Out from behind the dull throb of her physical pain and her mental exhaustion her aunt Laura’s rotten suggestion reared its ugly head. It was enough to make her open her eyes, make her sit up straight as aching muscles knotted up with stress. Unaware of the pair of black eyes that were observing her narrowly, her anxious gaze went dancing around as if on a restless search for deliverance.

‘What’s wrong?’ he enquired levelly.

‘Nothing.’ She shook her head. For how could she tell him that his highly respected PA could be crass enough to want to give away one of her own nieces rather than help share responsibility for her? It was wicked, simply wicked.
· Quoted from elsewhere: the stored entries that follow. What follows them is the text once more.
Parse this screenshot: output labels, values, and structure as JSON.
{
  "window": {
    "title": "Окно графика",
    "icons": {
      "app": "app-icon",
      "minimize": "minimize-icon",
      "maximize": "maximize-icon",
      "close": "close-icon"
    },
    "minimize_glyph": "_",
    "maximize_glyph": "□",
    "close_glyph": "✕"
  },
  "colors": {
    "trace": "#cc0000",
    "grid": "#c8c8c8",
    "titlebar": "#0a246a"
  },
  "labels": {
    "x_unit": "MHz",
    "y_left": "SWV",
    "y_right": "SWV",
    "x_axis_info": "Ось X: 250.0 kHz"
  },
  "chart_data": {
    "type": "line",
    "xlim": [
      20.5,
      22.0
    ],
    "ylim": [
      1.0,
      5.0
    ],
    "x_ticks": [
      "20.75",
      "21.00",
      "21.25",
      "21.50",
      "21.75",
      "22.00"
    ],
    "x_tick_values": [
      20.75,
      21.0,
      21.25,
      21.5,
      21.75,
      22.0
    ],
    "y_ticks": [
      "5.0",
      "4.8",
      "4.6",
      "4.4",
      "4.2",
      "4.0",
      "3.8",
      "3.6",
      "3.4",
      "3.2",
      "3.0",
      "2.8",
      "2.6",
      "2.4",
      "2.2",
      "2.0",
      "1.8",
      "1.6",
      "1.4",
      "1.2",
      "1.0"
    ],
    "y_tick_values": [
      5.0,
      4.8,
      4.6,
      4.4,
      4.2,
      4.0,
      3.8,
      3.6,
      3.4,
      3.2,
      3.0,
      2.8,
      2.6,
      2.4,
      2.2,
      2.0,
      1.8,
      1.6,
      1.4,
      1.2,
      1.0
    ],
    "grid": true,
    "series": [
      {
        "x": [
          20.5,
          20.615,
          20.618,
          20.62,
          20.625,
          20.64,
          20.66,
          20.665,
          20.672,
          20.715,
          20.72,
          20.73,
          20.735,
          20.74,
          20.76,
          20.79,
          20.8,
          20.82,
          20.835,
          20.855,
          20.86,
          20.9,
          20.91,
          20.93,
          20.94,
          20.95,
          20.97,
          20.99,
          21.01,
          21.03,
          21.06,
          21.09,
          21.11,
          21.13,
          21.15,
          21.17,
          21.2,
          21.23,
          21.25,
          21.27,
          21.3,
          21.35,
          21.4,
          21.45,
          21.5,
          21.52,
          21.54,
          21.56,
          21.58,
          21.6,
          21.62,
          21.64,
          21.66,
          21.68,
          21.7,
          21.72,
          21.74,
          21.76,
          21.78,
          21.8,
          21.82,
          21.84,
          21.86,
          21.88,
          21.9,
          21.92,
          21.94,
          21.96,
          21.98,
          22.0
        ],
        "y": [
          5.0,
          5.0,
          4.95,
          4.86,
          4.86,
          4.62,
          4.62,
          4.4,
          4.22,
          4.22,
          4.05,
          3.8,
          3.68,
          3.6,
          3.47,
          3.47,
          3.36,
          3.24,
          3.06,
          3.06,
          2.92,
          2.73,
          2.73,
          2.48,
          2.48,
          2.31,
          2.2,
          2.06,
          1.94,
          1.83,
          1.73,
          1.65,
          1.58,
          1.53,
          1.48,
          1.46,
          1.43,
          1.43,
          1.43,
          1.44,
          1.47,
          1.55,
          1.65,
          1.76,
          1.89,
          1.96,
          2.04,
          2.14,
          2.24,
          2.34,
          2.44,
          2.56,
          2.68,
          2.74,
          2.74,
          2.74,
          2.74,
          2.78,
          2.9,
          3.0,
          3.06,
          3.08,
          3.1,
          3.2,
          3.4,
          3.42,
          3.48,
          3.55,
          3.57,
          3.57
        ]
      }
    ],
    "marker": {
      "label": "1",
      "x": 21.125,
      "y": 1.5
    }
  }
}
Yet you said you were prepared to consider the option, Claire grimly reminded herself.

Her eyes grew stark, the tired bruising around the sockets becoming more pronounced as the weight of all her many problems began pressing on her once again.

Then other things began intruding on her consciousness. The fact, for instance, that the car was driving them through a part of London that was very familiar to her since she’d used to live around here until three years ago.

But that was a long way away from the East End district where she lived now. Frowning in puzzlement, she glanced around to find Andreas Markopoulou’s fathomless black eyes fixed on her watchfully.

‘This isn’t the way to my flat.’ She stated the obvious.

Those dark eyes didn’t so much as flicker. ‘No,’ he confirmed, adding smoothly, ‘This is the way to
my
home.’

His home … Claire repeated to herself, and tried to work out why he had used the words with the kind of emphasis that had set instincts firing out all kinds of warnings at her.

‘Your driver is going to drop you off first,’ she nodded, deciding that was what he had been implying.

But beside her the dark head shook. ‘We are all going there,’ he said, waited a few moments for his words to sink in—then added gently, ‘I am taking you both home with me.’

‘But—what for?’ she demanded frowningly. ‘Will my aunt Laura be there?’